Carvel Franchise · 2025 FDDAnswer from 2025 FDD Document
The following provision applies only to franchisees and Franchised Businesses that are subject to the state franchise disclosure laws in California, Hawaii, Illinois, Indiana, Maryland, Michigan, Minnesota, New York, North Dakota, Rhode Island, South Dakota, Virginia, Washington, or Wisconsin:
No statement, questionnaire, or acknowledgement signed or agreed to by you in connection with the commencement of the franchise relationship shall have the effect of (i) waiving any claims under any applicable state franchise law, including fraud in the inducement, or (ii) disclaiming reliance on any statement made by us, any franchise seller, or any other person acting on behalf of us. This provision supersedes any other term of any document executed in connection with the franchise.
Source: Item 23 — Receipts (FDD pages 100–353)
What This Means (2025 FDD)
According to Carvel's 2025 Franchise Disclosure Document, the franchise agreement includes provisions regarding releases and acknowledgements by the franchisee, particularly concerning reliance on representations and waivers of liability. However, the FDD also contains specific stipulations that protect franchisees in certain states from waiving rights or disclaiming reliance on statements made by Carvel, including those in the FDD itself. These stipulations primarily apply to franchisees and franchised businesses subject to state franchise disclosure laws in California, Hawaii, Illinois, Indiana, Maryland, Michigan, Minnesota, New York, North Dakota, Rhode Island, South Dakota, Virginia, Washington, or Wisconsin.
Specifically, for franchisees in the aforementioned states, no statement, questionnaire, or acknowledgement signed by the franchisee can waive claims under applicable state franchise law, including fraud in the inducement, or disclaim reliance on any statement made by Carvel, any franchise seller, or any person acting on behalf of Carvel. This provision supersedes any other term of any document executed in connection with the franchise. This ensures that Carvel franchisees in these states retain their legal rights and recourse based on statements made in the FDD or by Carvel representatives.

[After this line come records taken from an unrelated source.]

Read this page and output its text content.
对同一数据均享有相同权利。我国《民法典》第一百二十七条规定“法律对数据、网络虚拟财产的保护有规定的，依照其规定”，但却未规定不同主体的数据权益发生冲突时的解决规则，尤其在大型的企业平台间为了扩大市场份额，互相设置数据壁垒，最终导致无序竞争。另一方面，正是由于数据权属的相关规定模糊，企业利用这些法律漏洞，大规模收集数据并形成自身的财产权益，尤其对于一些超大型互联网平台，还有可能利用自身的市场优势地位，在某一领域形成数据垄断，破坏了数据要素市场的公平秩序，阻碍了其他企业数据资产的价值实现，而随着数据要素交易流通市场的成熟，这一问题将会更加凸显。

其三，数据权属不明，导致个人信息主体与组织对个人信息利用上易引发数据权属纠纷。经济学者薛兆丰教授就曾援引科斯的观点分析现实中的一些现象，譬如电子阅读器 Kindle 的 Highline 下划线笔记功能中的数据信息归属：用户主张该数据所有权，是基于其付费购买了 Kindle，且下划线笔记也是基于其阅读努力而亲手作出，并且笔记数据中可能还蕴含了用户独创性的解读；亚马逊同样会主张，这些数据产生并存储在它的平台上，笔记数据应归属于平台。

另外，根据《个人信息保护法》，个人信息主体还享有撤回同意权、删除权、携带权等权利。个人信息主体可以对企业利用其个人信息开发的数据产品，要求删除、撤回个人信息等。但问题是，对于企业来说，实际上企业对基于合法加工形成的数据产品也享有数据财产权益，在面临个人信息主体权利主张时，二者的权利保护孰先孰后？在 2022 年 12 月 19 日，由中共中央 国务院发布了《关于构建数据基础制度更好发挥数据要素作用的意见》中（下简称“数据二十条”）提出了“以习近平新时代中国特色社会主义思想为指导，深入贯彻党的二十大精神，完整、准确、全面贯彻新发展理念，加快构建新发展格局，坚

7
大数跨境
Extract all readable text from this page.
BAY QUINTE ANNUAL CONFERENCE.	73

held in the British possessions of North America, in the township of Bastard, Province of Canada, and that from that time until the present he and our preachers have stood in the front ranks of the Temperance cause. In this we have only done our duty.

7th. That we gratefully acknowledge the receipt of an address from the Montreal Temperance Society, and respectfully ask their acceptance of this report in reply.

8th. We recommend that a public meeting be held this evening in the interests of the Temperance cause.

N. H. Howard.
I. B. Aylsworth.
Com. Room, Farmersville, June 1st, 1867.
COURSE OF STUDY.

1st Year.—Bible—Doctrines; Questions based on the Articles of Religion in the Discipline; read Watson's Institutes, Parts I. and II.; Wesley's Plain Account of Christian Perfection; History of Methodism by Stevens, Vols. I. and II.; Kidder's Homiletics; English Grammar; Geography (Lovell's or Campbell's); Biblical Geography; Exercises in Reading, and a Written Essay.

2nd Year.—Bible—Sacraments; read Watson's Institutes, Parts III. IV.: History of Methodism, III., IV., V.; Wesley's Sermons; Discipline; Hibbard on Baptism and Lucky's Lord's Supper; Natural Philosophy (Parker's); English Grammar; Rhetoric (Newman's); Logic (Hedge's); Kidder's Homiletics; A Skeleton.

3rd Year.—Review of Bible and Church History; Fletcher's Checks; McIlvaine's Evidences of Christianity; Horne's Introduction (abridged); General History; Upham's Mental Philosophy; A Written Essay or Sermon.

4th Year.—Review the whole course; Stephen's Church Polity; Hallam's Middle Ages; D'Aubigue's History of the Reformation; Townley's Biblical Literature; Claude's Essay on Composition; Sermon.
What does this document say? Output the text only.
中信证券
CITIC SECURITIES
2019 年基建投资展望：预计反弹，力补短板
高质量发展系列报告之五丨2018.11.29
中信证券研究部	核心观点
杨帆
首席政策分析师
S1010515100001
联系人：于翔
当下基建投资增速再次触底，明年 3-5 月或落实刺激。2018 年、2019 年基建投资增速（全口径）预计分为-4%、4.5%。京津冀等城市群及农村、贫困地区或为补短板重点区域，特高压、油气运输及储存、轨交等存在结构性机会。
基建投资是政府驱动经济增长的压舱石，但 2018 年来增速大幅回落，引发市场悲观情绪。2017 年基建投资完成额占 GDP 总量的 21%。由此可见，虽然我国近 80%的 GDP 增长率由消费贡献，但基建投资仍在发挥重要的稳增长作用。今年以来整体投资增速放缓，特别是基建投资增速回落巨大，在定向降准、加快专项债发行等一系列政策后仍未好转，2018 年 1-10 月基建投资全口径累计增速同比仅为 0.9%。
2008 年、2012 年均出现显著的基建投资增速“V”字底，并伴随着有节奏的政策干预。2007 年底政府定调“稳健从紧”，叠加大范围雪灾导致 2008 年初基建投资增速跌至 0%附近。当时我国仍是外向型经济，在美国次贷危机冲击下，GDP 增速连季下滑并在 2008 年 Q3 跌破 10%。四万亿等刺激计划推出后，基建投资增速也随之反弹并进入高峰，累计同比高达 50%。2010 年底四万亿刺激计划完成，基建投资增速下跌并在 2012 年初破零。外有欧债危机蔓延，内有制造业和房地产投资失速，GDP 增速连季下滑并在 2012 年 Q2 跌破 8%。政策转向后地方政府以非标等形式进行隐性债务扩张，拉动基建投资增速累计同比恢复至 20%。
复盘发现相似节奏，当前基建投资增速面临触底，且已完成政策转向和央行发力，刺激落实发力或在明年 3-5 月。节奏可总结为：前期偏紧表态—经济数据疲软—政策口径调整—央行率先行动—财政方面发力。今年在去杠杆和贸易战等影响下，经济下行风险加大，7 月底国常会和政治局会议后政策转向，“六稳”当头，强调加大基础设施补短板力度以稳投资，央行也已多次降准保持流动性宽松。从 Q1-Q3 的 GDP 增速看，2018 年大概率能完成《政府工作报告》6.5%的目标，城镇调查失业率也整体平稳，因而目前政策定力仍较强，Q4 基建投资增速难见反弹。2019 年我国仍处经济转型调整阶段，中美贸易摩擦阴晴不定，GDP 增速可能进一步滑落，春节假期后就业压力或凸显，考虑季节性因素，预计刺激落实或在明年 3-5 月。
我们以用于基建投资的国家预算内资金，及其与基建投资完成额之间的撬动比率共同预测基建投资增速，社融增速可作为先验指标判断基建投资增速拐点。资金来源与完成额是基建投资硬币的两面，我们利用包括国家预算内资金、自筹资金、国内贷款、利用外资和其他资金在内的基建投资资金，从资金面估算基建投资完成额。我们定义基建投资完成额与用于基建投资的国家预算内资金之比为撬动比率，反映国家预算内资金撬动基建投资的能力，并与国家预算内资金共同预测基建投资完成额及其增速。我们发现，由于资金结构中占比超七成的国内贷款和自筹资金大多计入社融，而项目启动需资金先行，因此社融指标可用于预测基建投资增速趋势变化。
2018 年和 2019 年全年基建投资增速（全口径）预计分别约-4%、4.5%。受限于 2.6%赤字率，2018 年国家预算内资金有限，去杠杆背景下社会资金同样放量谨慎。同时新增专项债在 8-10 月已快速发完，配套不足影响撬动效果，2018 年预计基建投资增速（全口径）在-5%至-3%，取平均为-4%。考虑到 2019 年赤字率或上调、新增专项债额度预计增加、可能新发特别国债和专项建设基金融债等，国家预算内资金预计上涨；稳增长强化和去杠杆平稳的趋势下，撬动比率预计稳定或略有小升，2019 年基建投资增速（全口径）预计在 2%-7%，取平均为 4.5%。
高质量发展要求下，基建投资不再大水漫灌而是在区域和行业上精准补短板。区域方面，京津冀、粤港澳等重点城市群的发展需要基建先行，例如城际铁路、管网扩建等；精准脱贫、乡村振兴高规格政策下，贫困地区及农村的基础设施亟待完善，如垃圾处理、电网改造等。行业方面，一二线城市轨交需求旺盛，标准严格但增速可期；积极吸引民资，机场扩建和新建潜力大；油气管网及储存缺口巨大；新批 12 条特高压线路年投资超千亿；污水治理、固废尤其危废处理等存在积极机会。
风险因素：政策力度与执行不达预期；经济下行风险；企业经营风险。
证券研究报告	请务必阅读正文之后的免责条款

Moreover, the general release required as a condition of renewal, sale, and/or assignment/transfer does not apply to any liability under the Maryland Franchise Registration and Disclosure Law. This means that even if a franchisee signs a general release, it will not waive their rights concerning liabilities arising from the Maryland Franchise Registration and Disclosure Law. Additionally, all representations requiring prospective franchisees to assent to a release, estoppel, or waiver of liability are not intended to act as a release, estoppel, or waiver of any liability incurred under the Maryland Franchise Registration and Disclosure Law. Any claims arising under the Maryland Franchise Registration and Disclosure Law must be brought within 3 years after the grant of the franchise.
For a prospective Carvel franchisee, it is crucial to understand these provisions, especially if they are located in one of the states with specific protections. They should consult with a legal professional to fully understand their rights and obligations under the franchise agreement and the FDD, ensuring they are aware of the limitations and protections afforded to them by state franchise laws. This will help them make informed decisions and protect their interests throughout the franchise relationship.